O estudo da Utec encontrou uma lacuna grave. As regulamentações ambientais medem a qualidade da água e do solo, mas ignoram a fração sólida que viaja com o rio. Esses sedimentos finos são onde se concentra a maior carga de mercúrio, e sua exclusão das medições oficiais oculta a extensão dos danos. Estrada recomenda incluir esse parâmetro para conhecer a extensão real da contaminação.
Nas estações chuvosas, o rio pode subir até três metros em um dia e arrastar toneladas de sedimentos com metais pesados. Um trânsito que levaria séculos em condições naturais agora leva semanas.
Em 2020, o Centro de Inovação Científica da Amazônia (Cincia) apresentou um estudo preocupante. Em três comunidades indígenas Matsigenka no Parque Nacional de Manu, as concentrações de mercúrio e metilmercúrio no cabelo – medidas entre 2014 e 2018 – excederam os valores de referência da OMS. Os peixes carnívoros e necrófagos analisados também excederam os níveis permitidos, especialmente em sua fase adulta.
O vice-presidente da Federação Nativa do Rio Madre de Dios e seus afluentes (Fenamad), Eusebio Ríos Ibiche, adverte que a mineração não apenas devora a floresta.

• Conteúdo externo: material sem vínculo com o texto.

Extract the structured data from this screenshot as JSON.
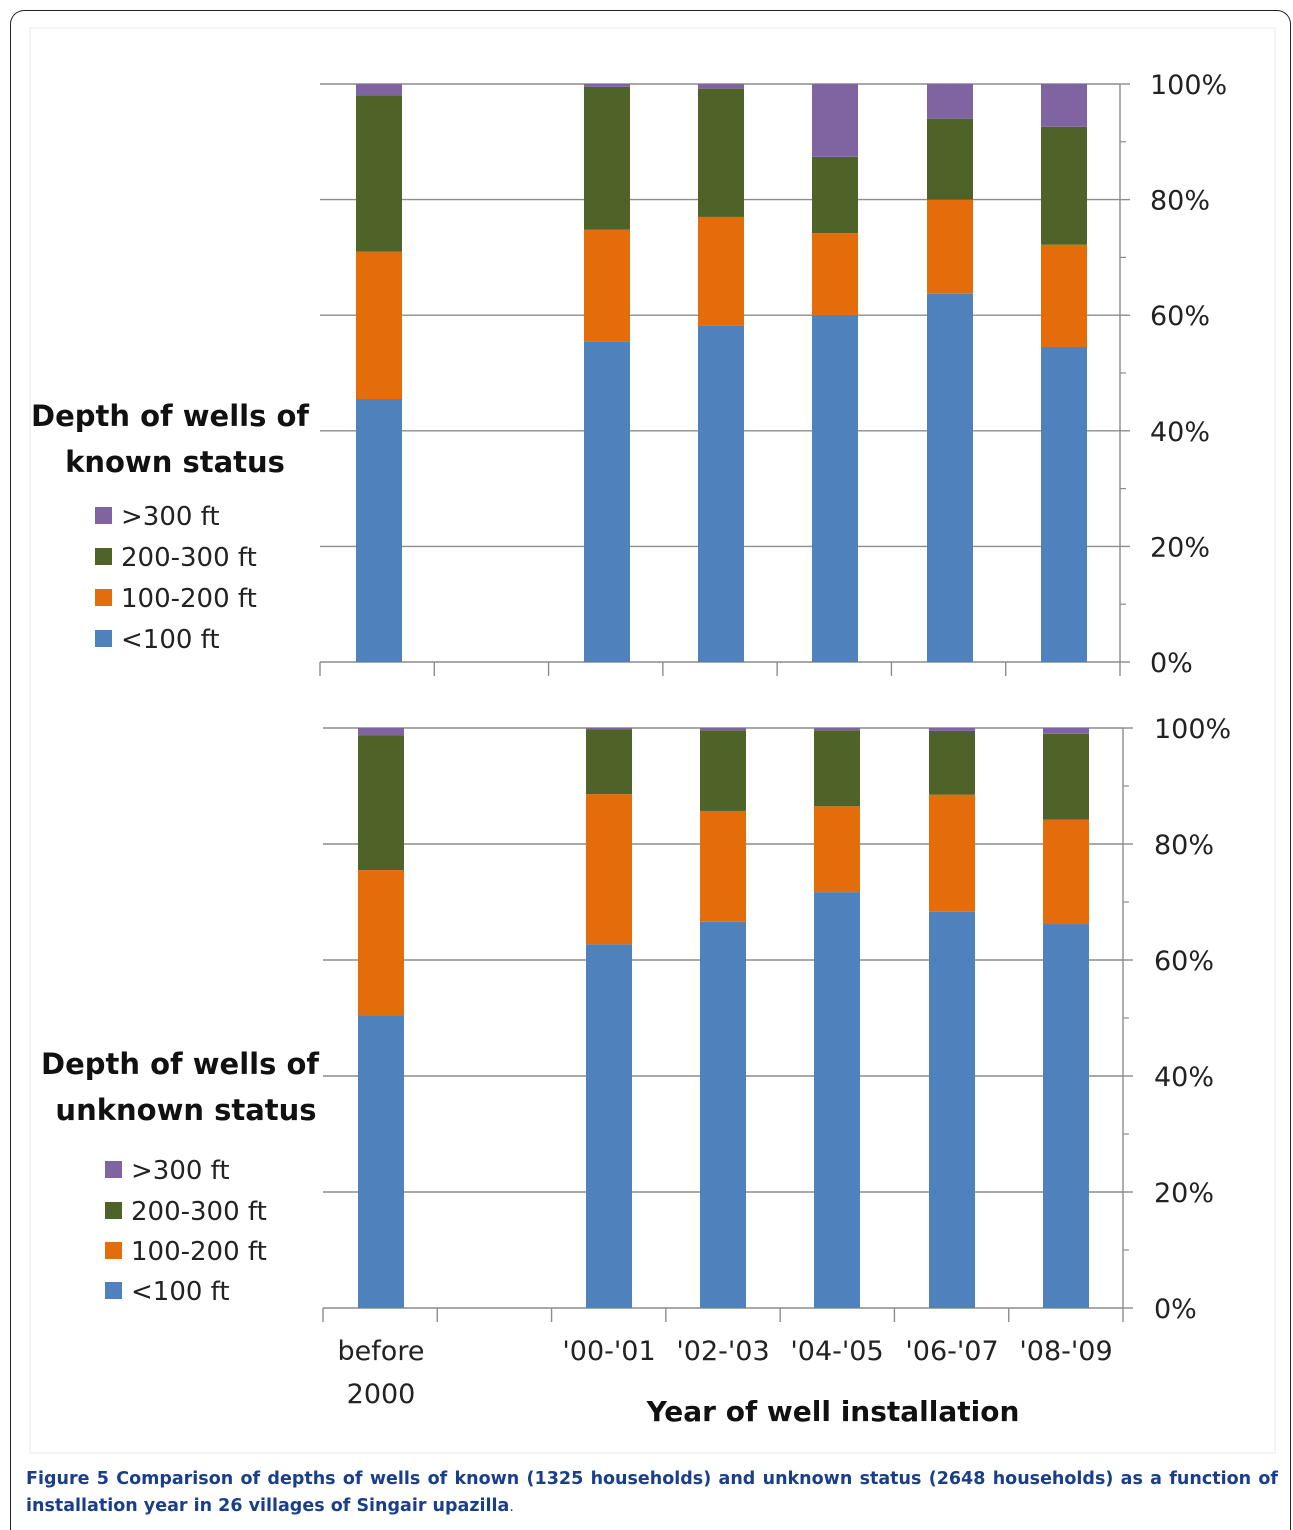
{
  "colors": {
    "lt100": "#4f81bd",
    "100to200": "#e46c0a",
    "200to300": "#4f6228",
    "gt300": "#8064a2"
  },
  "chart_data": [
    {
      "type": "bar",
      "stacked": true,
      "title": "Depth of wells of known status",
      "categories": [
        "before 2000",
        "",
        "'00-'01",
        "'02-'03",
        "'04-'05",
        "'06-'07",
        "'08-'09"
      ],
      "ylim": [
        0,
        100
      ],
      "yticks": [
        "0%",
        "20%",
        "40%",
        "60%",
        "80%",
        "100%"
      ],
      "ylabel_side": "right",
      "grid": true,
      "series": [
        {
          "name": "<100 ft",
          "color_key": "lt100",
          "values": [
            45.5,
            null,
            55.5,
            58.2,
            60.0,
            63.7,
            54.5
          ]
        },
        {
          "name": "100-200 ft",
          "color_key": "100to200",
          "values": [
            25.5,
            null,
            19.3,
            18.8,
            14.2,
            16.3,
            17.7
          ]
        },
        {
          "name": "200-300 ft",
          "color_key": "200to300",
          "values": [
            27.0,
            null,
            24.7,
            22.2,
            13.2,
            14.0,
            20.4
          ]
        },
        {
          "name": ">300 ft",
          "color_key": "gt300",
          "values": [
            2.0,
            null,
            0.5,
            0.8,
            12.6,
            6.0,
            7.4
          ]
        }
      ]
    },
    {
      "type": "bar",
      "stacked": true,
      "title": "Depth of wells of unknown status",
      "categories": [
        "before 2000",
        "",
        "'00-'01",
        "'02-'03",
        "'04-'05",
        "'06-'07",
        "'08-'09"
      ],
      "ylim": [
        0,
        100
      ],
      "yticks": [
        "0%",
        "20%",
        "40%",
        "60%",
        "80%",
        "100%"
      ],
      "ylabel_side": "right",
      "grid": true,
      "xlabel": "Year of well installation",
      "xtick_labels": [
        [
          "before",
          "2000"
        ],
        [
          ""
        ],
        [
          "'00-'01"
        ],
        [
          "'02-'03"
        ],
        [
          "'04-'05"
        ],
        [
          "'06-'07"
        ],
        [
          "'08-'09"
        ]
      ],
      "series": [
        {
          "name": "<100 ft",
          "color_key": "lt100",
          "values": [
            50.5,
            null,
            62.7,
            66.6,
            71.7,
            68.3,
            66.2
          ]
        },
        {
          "name": "100-200 ft",
          "color_key": "100to200",
          "values": [
            25.0,
            null,
            25.9,
            19.1,
            14.8,
            20.2,
            18.0
          ]
        },
        {
          "name": "200-300 ft",
          "color_key": "200to300",
          "values": [
            23.2,
            null,
            11.2,
            13.9,
            13.1,
            11.0,
            14.8
          ]
        },
        {
          "name": ">300 ft",
          "color_key": "gt300",
          "values": [
            1.3,
            null,
            0.2,
            0.4,
            0.4,
            0.5,
            1.0
          ]
        }
      ]
    }
  ],
  "caption": {
    "label": "Figure 5",
    "text": " Comparison of depths of wells of known (1325 households) and unknown status (2648 households) as a function of installation year in 26 villages of Singair upazilla",
    "end": "."
  }
}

Ela também os impede de consumir água e peixes com segurança. “As comunidades são afetadas pelas invasões, pela Rodovia Interoceânica que permite acesso direto aos nossos territórios. Não há controle”, reclama. Ele acrescenta que os invasores vêm de diferentes partes do país e do exterior. “Não conseguimos identificá-los, não é nosso trabalho, mas as autoridades deveriam fazer isso”, diz ele.
Longe de ser uma exceção, Madre de Dios é a radiografia de como os interesses econômicos e pessoais dos detentores do poder abrem as portas para os crimes ambientais em toda a Amazônia. O que se expressa aqui em ouro ilegal, mercúrio nos rios e facções armadas se repete em outras economias ilícitas em Loreto, Ucayali ou Amazonas. A fórmula é a mesma: autoridades que se tornam parceiras de negócios ilegais, supervisores que negligenciam seus deveres e comunidades que arcam com o ônus da violência e da contaminação.
O resultado é um ciclo perverso em que ouro, madeira e coca são transformados em riqueza no exterior, enquanto a floresta é devastada e os povos amazônicos perdem seu futuro. Nessa equação, a Amazônia sempre perde, e a corrupção se torna o verdadeiro poder que dita o destino da região.